From that perspective, Double Down may leave readers with their own sense of ambivalence, delighting in the fly-on-the-wall perspective and the bizarre tales of the anybody-but-Romney candidates but hungry for something more substantial than buzzy gossip and strategy talk. 

Yet Double Down is more than just empty calories. Beyond the behind-the-scenes newsiness, Halperin and Heilemann shed light on two central campaign forces — media and money — that represent the real game-changers of 2012. 

First, media. The 2012 campaign took place in a very different media environment than the race four years earlier. In 2008, Twitter was only two years old, still an oddity in the social media world. Only about 20 per cent of Americans had a smartphone; no one had ever heard of an iPad. There was a 24/7 news cycle, to be sure, but it lolled along at a comparatively leisurely pace. 

The budding media trends of 2008 — ubiquity and speed — were in full flower by 2012. More than ten million debate-related tweets went out during the candidates’ 90-minute face-off in Denver. Afterward Obama’s advisers fretted that a narrow loss was being transformed into a wipeout because of “the novel impact of social media, especially Twitter, which amplified every meme with a fierce instantaneity.” In the second debate, Romney got his own dose of it: his description of preferential hiring as “binders full of women” became insta-shorthand for the “war on women.” 

More significant, though, was the inability of either candidate to escape the spotlight. The unrelenting coverage turned Obama and Romney into highly scripted candidates in public — especially the gaffe-prone Romney, who “gave the impression he suffered from a hybrid of affluenza and Tourette’s.” Even private conversations didn’t stay private for long. A closed-door meeting in which Obama outlined four years of sail-trimming and punch-pulling immediately leaked, causing him to whittle down his already-small inner circle. And Romney’s infamous 47 per cent comments at a private fundraiser became public in mid-September, dominating the news cycle for weeks. No wonder authenticity and spontaneity were in short supply on the campaign trail. 

Media may have been in hyperdrive in 2012, but money was even more so. Double Down teems with millionaires ready to pay to play. The first presidential election since the Citizens United Supreme Court ruling that loosed the stays on campaign contributions, the 2012 campaigns were awash with cash. 

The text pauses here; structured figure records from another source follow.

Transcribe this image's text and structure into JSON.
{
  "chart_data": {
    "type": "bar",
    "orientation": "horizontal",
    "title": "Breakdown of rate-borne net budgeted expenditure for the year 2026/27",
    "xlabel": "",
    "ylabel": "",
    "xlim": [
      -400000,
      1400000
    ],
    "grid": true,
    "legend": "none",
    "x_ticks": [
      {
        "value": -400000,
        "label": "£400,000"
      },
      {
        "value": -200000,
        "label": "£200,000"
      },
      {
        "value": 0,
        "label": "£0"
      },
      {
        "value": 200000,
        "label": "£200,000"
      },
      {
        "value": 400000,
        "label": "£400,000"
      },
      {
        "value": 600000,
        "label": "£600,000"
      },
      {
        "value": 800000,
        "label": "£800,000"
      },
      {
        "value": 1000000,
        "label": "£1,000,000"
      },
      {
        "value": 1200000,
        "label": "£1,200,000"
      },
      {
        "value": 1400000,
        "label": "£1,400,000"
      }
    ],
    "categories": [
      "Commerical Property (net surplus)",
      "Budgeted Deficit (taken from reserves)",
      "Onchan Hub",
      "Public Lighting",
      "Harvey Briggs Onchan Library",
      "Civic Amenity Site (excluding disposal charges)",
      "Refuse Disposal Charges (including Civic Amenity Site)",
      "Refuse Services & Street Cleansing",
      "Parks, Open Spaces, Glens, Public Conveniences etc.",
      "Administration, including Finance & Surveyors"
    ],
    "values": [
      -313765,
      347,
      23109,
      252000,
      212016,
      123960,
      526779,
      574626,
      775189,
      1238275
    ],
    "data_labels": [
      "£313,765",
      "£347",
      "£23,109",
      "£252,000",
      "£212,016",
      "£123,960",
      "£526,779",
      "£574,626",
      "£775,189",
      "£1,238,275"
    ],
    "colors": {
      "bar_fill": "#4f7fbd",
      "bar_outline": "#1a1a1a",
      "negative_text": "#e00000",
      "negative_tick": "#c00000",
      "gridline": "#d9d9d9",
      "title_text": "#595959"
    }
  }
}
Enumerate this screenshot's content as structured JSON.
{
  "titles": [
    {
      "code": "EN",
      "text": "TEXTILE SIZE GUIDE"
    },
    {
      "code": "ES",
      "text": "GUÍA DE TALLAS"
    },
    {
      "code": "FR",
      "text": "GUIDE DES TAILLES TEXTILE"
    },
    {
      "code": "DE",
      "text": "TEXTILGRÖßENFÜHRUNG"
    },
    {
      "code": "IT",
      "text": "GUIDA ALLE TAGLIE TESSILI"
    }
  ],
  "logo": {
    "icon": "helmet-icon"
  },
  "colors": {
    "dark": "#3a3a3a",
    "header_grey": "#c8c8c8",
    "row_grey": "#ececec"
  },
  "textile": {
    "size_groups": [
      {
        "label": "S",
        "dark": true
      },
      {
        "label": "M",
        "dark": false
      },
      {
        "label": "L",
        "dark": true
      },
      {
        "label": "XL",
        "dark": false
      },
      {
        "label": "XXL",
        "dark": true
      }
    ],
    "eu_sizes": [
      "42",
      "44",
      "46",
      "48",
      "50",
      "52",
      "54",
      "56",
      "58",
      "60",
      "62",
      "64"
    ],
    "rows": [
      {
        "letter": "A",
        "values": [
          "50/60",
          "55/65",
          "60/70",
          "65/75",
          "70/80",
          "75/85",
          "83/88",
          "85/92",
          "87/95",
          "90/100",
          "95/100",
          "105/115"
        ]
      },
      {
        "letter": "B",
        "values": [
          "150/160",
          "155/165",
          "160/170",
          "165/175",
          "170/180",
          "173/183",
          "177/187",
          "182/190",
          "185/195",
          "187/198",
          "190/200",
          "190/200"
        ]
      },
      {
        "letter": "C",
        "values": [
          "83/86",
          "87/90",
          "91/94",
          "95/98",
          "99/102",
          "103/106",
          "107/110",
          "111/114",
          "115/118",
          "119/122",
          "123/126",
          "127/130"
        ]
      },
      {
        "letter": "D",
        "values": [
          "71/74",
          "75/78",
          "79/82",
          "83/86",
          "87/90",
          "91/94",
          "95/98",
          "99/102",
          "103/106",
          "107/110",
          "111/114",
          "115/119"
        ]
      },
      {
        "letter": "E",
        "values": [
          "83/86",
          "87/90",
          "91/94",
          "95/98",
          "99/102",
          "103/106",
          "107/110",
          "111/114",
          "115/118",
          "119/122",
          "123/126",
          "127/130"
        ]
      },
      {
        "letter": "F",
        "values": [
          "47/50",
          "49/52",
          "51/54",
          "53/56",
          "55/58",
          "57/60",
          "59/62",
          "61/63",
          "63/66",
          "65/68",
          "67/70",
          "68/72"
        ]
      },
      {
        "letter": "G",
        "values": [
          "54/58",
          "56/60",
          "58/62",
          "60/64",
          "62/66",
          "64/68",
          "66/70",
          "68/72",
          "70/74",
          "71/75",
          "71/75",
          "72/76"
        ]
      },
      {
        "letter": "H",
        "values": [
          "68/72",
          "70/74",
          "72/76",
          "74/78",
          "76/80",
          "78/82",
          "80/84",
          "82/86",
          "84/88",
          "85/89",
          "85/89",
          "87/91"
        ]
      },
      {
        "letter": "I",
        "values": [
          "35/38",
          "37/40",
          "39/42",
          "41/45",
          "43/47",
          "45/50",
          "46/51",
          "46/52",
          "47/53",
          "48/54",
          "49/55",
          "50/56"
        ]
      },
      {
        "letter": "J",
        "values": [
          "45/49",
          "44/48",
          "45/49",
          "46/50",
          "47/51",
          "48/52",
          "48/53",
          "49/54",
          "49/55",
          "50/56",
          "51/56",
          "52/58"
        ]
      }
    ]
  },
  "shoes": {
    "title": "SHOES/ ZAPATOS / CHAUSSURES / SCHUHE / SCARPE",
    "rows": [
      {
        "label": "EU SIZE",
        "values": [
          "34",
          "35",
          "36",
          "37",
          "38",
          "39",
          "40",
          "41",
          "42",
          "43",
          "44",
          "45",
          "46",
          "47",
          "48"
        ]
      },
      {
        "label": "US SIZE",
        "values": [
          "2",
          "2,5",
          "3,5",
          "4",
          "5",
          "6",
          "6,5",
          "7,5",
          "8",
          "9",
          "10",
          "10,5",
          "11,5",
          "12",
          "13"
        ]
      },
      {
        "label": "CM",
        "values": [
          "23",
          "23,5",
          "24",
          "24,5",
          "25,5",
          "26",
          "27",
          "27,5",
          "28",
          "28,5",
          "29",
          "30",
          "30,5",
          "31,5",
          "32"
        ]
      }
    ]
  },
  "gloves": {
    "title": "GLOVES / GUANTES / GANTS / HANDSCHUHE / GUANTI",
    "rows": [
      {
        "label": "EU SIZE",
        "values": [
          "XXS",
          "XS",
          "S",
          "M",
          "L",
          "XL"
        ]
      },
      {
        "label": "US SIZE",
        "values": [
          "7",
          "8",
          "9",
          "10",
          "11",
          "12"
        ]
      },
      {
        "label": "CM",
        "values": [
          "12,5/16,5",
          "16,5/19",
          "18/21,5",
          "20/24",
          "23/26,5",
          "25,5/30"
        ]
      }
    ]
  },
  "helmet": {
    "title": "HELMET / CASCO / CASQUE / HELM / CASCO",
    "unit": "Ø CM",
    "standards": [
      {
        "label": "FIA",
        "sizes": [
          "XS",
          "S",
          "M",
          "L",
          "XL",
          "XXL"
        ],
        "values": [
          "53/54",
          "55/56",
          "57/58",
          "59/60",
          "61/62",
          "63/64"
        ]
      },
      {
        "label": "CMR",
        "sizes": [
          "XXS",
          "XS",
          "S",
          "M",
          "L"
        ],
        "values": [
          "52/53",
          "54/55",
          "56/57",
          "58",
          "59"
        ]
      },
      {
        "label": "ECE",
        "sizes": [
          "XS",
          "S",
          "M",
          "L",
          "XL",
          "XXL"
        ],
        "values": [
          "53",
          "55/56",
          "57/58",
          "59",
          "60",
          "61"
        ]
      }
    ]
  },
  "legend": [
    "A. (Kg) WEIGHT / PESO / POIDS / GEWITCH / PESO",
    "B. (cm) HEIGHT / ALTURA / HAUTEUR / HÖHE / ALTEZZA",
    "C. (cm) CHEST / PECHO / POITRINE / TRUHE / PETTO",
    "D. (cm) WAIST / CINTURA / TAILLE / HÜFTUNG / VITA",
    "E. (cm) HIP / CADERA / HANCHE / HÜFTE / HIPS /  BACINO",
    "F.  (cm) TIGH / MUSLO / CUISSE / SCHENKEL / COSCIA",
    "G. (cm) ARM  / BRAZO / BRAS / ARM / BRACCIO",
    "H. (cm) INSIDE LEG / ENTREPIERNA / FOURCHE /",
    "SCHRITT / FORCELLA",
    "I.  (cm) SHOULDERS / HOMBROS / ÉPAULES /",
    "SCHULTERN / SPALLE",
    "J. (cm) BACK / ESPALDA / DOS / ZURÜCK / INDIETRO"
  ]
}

The campaigns and parties spent nearly $2 billion on the 2012 race, and yet throughout Double Down they still are overshadowed by the Super PACs Citizens United made possible. These Super PACs haunted Romney during the primaries, as wealthy magnates like Sheldon Adelson thought nothing of flicking $5 million or so to their preferred non-Romney candidates. And in the general, when billionaire Joe Ricketts started shopping “The Ricketts Plan” to pro-Romney Super PACs, his attempt to portray Obama as the “metrosexual black Abe Lincoln” who has “brought our country to its knees” caused big headaches for the Romney campaign. 

Which is not to say Super PACs and the campaigns were always at odds. Halperin and Heilemann offer a nuanced analysis of Restore Our Future, a Super PAC closely aligned with the Romney campaign. Indeed, “close” doesn’t do it justice: “in every historical, genetic, and practical sense [Restore] was a subsidiary of the campaign.” Restore and the Romney campaign worked side by side up until the last legally allowed minute, when Romney sent key campaign staffers and strategists to work for the Super PAC. 

So Double Down may not be able to explain the 2012 election, but it offers useful insights into American political culture and campaigns. And unlike Sarah Palin, the game-changer of 2008 who has all but disappeared from American politics, 2012’s game-changers will continue to define national elections for years to come.